2017 nous a déjà marqués avec deux campagnes massives de ransomware, démontrant une fois de plus le peu de préparation de certaines entreprises et organisations face à ce type d'attaques, mais le ransomware ne fait pas de discrimination, et frappe aussi les utilisateurs avec la même intensité. Les principaux acteurs du marché de la sécurité informatique font de leur mieux pour offrir des solutions de protection robustes, mais toute la situation équivaut à une course aux armements, les deux camps cherchant à se placer une marche plus haut. Maintenant, que se passe-t-il quand la motivation d'un attaquant n'est pas l'argent ? Les cryptomonnaies simplifient grandement la collecte des « rançons », et sont devenues le moyen de paiement préféré, mais le responsable du nouveau nRansomware veut autre chose…
Au lieu de payer en bitcoins ou Ethereum, nRansomware réclame un minimum de dix nus appartenant à l'utilisateur.
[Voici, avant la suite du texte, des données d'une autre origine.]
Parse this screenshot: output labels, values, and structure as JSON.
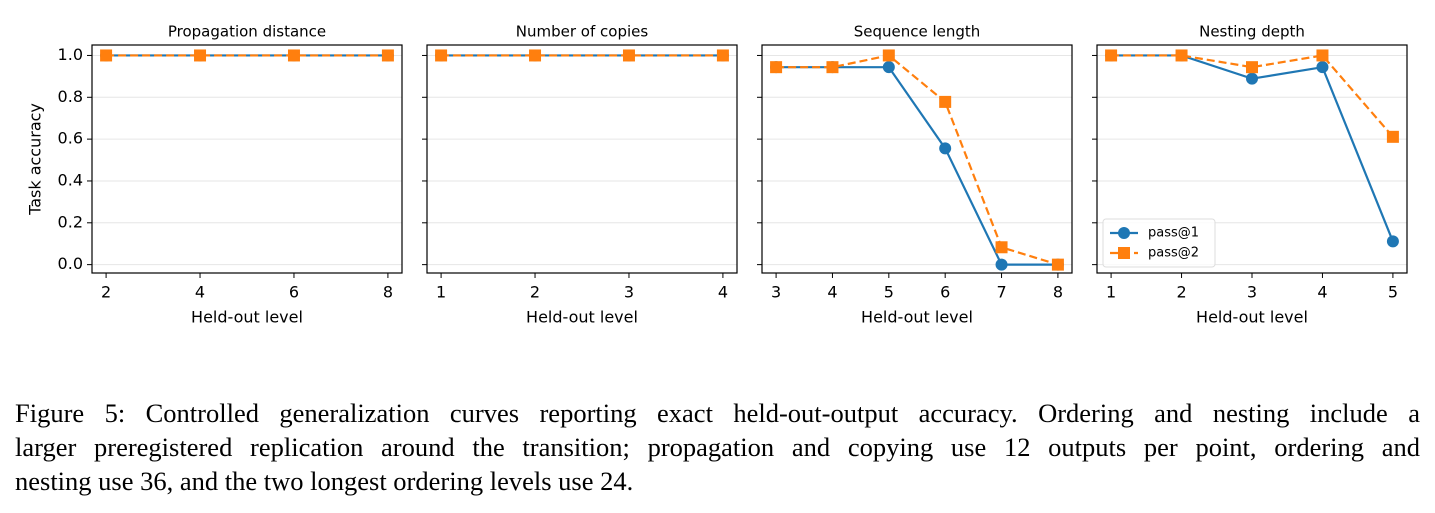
{
  "chart_data": [
    {
      "type": "line",
      "title": "Propagation distance",
      "xlabel": "Held-out level",
      "ylabel": "Task accuracy",
      "x": [
        2,
        4,
        6,
        8
      ],
      "xlim": [
        1.7,
        8.3
      ],
      "xticks": [
        2,
        4,
        6,
        8
      ],
      "ylim": [
        -0.04,
        1.05
      ],
      "yticks": [
        {
          "value": 0,
          "label": "0.0"
        },
        0.2,
        0.4,
        0.6,
        0.8,
        {
          "value": 1,
          "label": "1.0"
        }
      ],
      "ytick_labels": true,
      "grid": "y",
      "series": [
        {
          "color": "#1f77b4",
          "marker": "circle",
          "line_style": "solid",
          "values": [
            1,
            1,
            1,
            1
          ]
        },
        {
          "color": "#ff7f0e",
          "marker": "square",
          "line_style": "dashed",
          "values": [
            1,
            1,
            1,
            1
          ]
        }
      ]
    },
    {
      "type": "line",
      "title": "Number of copies",
      "xlabel": "Held-out level",
      "x": [
        1,
        2,
        3,
        4
      ],
      "xlim": [
        0.85,
        4.15
      ],
      "xticks": [
        1,
        2,
        3,
        4
      ],
      "ylim": [
        -0.04,
        1.05
      ],
      "yticks": [
        0,
        0.2,
        0.4,
        0.6,
        0.8,
        1
      ],
      "ytick_labels": false,
      "grid": "y",
      "series": [
        {
          "color": "#1f77b4",
          "marker": "circle",
          "line_style": "solid",
          "values": [
            1,
            1,
            1,
            1
          ]
        },
        {
          "color": "#ff7f0e",
          "marker": "square",
          "line_style": "dashed",
          "values": [
            1,
            1,
            1,
            1
          ]
        }
      ]
    },
    {
      "type": "line",
      "title": "Sequence length",
      "xlabel": "Held-out level",
      "x": [
        3,
        4,
        5,
        6,
        7,
        8
      ],
      "xlim": [
        2.75,
        8.25
      ],
      "xticks": [
        3,
        4,
        5,
        6,
        7,
        8
      ],
      "ylim": [
        -0.04,
        1.05
      ],
      "yticks": [
        0,
        0.2,
        0.4,
        0.6,
        0.8,
        1
      ],
      "ytick_labels": false,
      "grid": "y",
      "series": [
        {
          "color": "#1f77b4",
          "marker": "circle",
          "line_style": "solid",
          "values": [
            0.944,
            0.944,
            0.944,
            0.556,
            0,
            0
          ]
        },
        {
          "color": "#ff7f0e",
          "marker": "square",
          "line_style": "dashed",
          "values": [
            0.944,
            0.944,
            1,
            0.778,
            0.083,
            0
          ]
        }
      ]
    },
    {
      "type": "line",
      "title": "Nesting depth",
      "xlabel": "Held-out level",
      "x": [
        1,
        2,
        3,
        4,
        5
      ],
      "xlim": [
        0.8,
        5.2
      ],
      "xticks": [
        1,
        2,
        3,
        4,
        5
      ],
      "ylim": [
        -0.04,
        1.05
      ],
      "yticks": [
        0,
        0.2,
        0.4,
        0.6,
        0.8,
        1
      ],
      "ytick_labels": false,
      "grid": "y",
      "legend": "lower left",
      "series": [
        {
          "name": "pass@1",
          "color": "#1f77b4",
          "marker": "circle",
          "line_style": "solid",
          "values": [
            1,
            1,
            0.889,
            0.944,
            0.111
          ]
        },
        {
          "name": "pass@2",
          "color": "#ff7f0e",
          "marker": "square",
          "line_style": "dashed",
          "values": [
            1,
            1,
            0.944,
            1,
            0.611
          ]
        }
      ]
    }
  ],
  "caption": [
    "Figure 5: Controlled generalization curves reporting exact held-out-output accuracy. Ordering and nesting include a",
    "larger preregistered replication around the transition; propagation and copying use 12 outputs per point, ordering and",
    "nesting use 36, and the two longest ordering levels use 24."
  ]
}
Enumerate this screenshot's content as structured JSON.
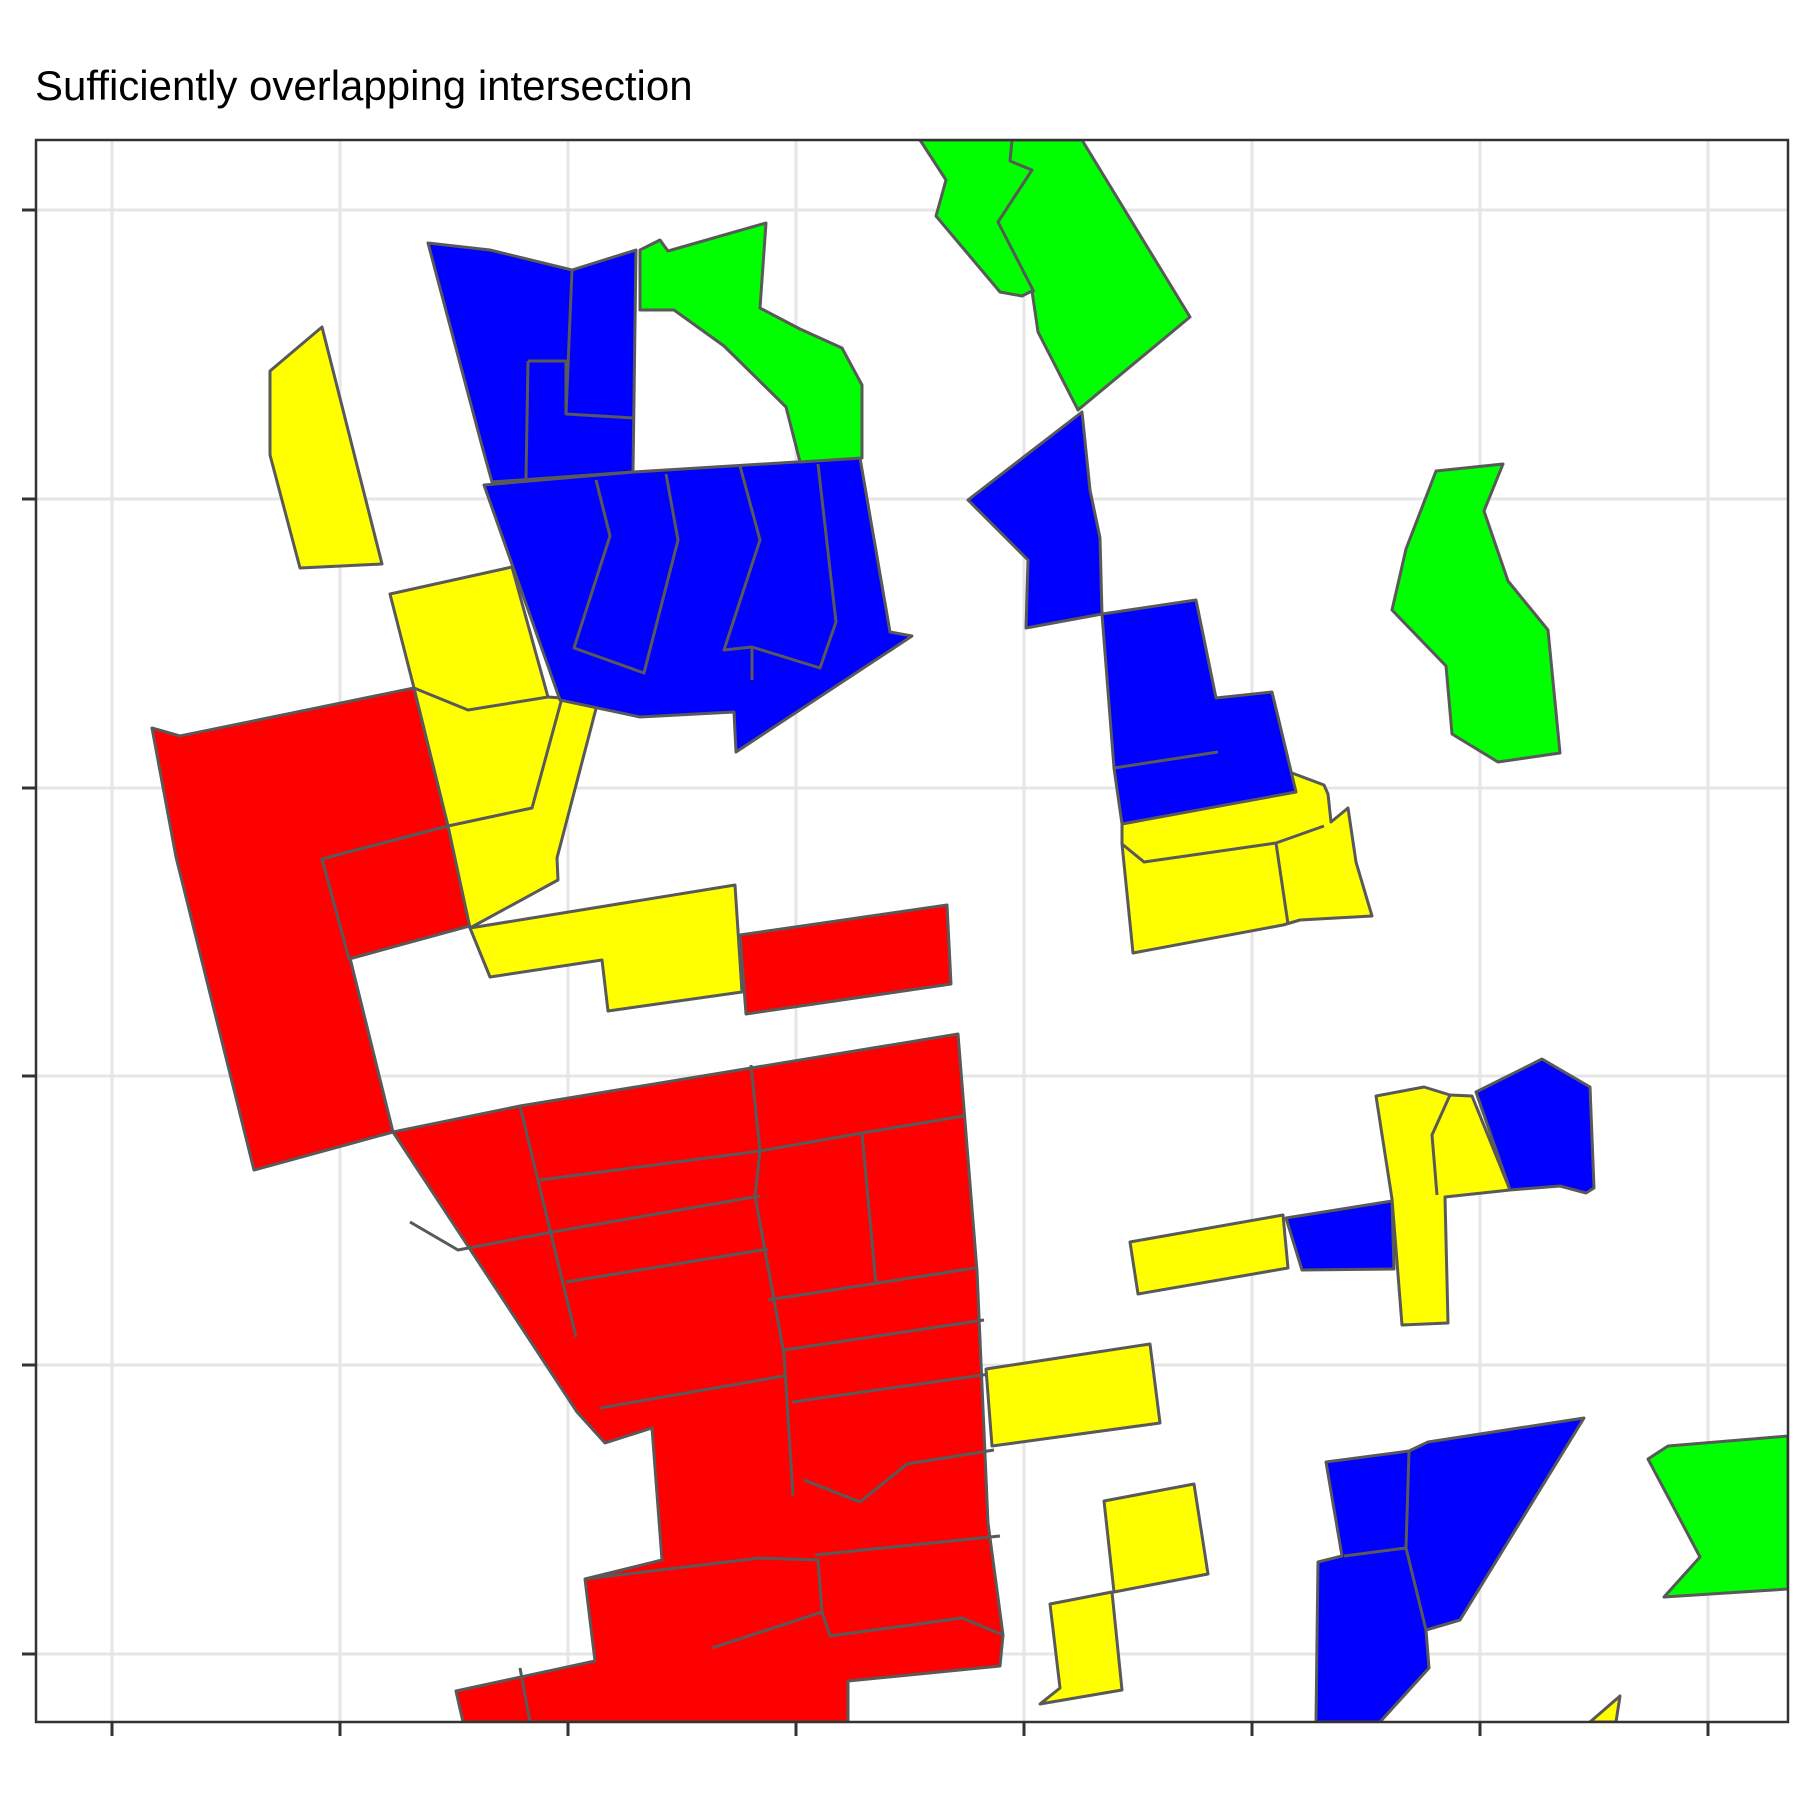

Le transfert des images doit se faire avec un compte de messagerie Protonmail, et une fois que l'auteur du ransomware a « vérifié » la légitimité des photos, il enverra le code. Tout le processus est si absurde qu'il est difficile de le prendre au sérieux. L'image de verrouillage est composée d'une mosaïque de Thomas la locomotive criant « F*ck You! », tout en diffusant en arrière-plan la chanson d'ouverture de la série Curb Your Enthusiasm.
Alors, est-ce une attaque légitime ou non ? Les chercheurs ne se sont pas exprimés à ce sujet, mais ils ont confirmé qu'en réalité le ransomware ne chiffre rien du tout, mais qu'il s'agit d'un screenlocker. En fait, sa qualité est si faible que le code de l'échantillon découvert est 12345... et il ne fonctionne pas correctement. D'un autre côté, Protonmail a déjà désactivé l'adresse qui apparaît dans l'image. Personnellement, j'espère que ce n'est pas un « essai en vol » pour quelque chose de plus sérieux.